Kasus Korupsi DJKA, Setoran Rp425 Juta ke Adik Ipar Jokowi Dipertanyakan

2
×

Kasus Korupsi DJKA, Setoran Rp425 Juta ke Adik Ipar Jokowi Dipertanyakan

Sebarkan artikel ini
Sidang lanjutan dugaan korupsi proyek di Balai Teknik Perkeretaapian (BTP) Kelas 1 Medan Direktorat Jenderal Perkeretaapian (DJKA).

KOREKSI Medan, Sidang lanjutan dugaan korupsi proyek di Balai Teknik Perkeretaapian (BTP) Kelas 1 Medan Direktorat Jenderal Perkeretaapian (DJKA) kembali digelar di Pengadilan Negeri (PN) Medan, Rabu (08/4/2026).
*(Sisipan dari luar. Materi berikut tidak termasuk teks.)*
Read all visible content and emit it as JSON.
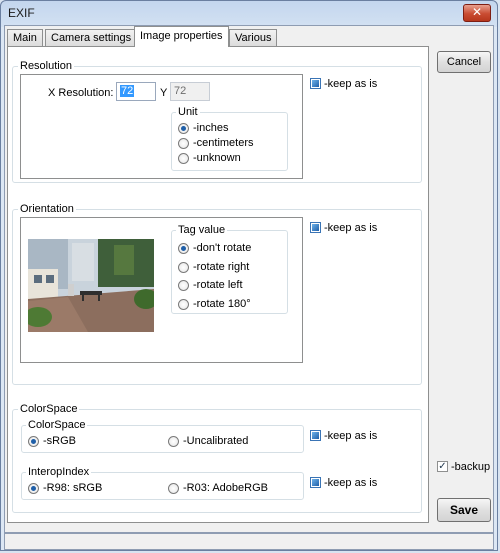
{
  "window": {
    "title": "EXIF",
    "close_glyph": "✕"
  },
  "tabs": [
    {
      "label": "Main"
    },
    {
      "label": "Camera settings"
    },
    {
      "label": "Image properties",
      "active": true
    },
    {
      "label": "Various"
    }
  ],
  "resolution": {
    "legend": "Resolution",
    "x_label": "X Resolution:",
    "x_value": "72",
    "y_label": "Y",
    "y_value": "72",
    "keep_label": "-keep as is",
    "unit": {
      "legend": "Unit",
      "options": [
        "-inches",
        "-centimeters",
        "-unknown"
      ],
      "selected_index": 0
    }
  },
  "orientation": {
    "legend": "Orientation",
    "keep_label": "-keep as is",
    "tag_value": {
      "legend": "Tag value",
      "options": [
        "-don't rotate",
        "-rotate right",
        "-rotate left",
        "-rotate 180°"
      ],
      "selected_index": 0
    }
  },
  "colorspace": {
    "legend": "ColorSpace",
    "inner": {
      "legend": "ColorSpace",
      "options": [
        "-sRGB",
        "-Uncalibrated"
      ],
      "selected_index": 0,
      "keep_label": "-keep as is"
    },
    "interop": {
      "legend": "InteropIndex",
      "options": [
        "-R98: sRGB",
        "-R03: AdobeRGB"
      ],
      "selected_index": 0,
      "keep_label": "-keep as is"
    }
  },
  "buttons": {
    "cancel": "Cancel",
    "save": "Save"
  },
  "backup": {
    "label": "-backup",
    "checked": true,
    "check_glyph": "✓"
  },
  "colors": {
    "selection": "#3399ff",
    "radio_dot": "#1f5fa8",
    "check_fill": "#1f5fa8"
  }
}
Ada yang menarik perhatian publik. Dimana, nama Wahyu Purwanto, yang merupakan adik ipar mantan Presiden RI, Joko Widodo (Jokowi), disebut dalam sidang kasus korupsi itu.

Dalam persidangan itu, jaksa penuntut umum (JPU) Komisi Pemberantasan Korupsi (KPK) menghadirkan Zulfikar Fahmi selaku Direktur PT Kharisma Putra Adipratama sebagai saksi.

Untuk diketahui, perusahaan milik Zulfikar Fahmi mendapat paket pekerjaan kereta api di berbagai daerah seperti Cianjur hingga Medan. Sedangkan Zulfikar Fahmi sendiri telah dihukum selama 4 tahun penjara dalam kasus suap proyek pengadaan barang dan jasa jalur kereta di Balai Teknik Perkeretaapian Kelas I Bandung.

Pada sidang lanjutan di PN Medan itu, majelis hakim yang diketuai Khamozaro, menanyakan alasan Zulfikar Fahmi memberikan uang sebesar Rp425 juta kepada Wahyu Purwanto.

“Saya baca dalam BAP (berita acara pemeriksaan) saudara saat diperiksa penyidik KPK, saudara ada setor uang kepada Wahyu Purwanto. Ini siapa?. Apa hubungan saudara dengan Wahyu Purwanto ini,” tanya hakim Khamozaro.

Tanpa ragu-ragu, saksi Zulfikar menjawab pertanyaan hakim dan menjelaskan bahwa Wahyu Purwanto merupakan adik ipar Jokowi. “Adik ipar Presiden sebelumnya pak hakim,” ujar Zulfikar.

Hakim Khamozaro lantas menanyakan berapa uang yang disetor saksi Zulfikar kepada Wahyu Purwanto. “Apa hubungannya saudara setor ke yang bersangkutan dalam proyek di Medan?. Berapa uang yang saudara setor?,” tanya hakim Khamozaro lagi.

Zulfikar pun mengaku menyetor uang sebesar Rp425 juta ke Wahyu Purwanto agar dapat merekomendasikannya untuk menjadi pelaksana kegiatan proyek DJKA di Lampegan – Cianjur. Namun begitu, saksi menegaskan, Wahyu Purwanto tidak ada hubungan dengan kasus dugaan korupsi proyek DJKA yang terjadi di Medan.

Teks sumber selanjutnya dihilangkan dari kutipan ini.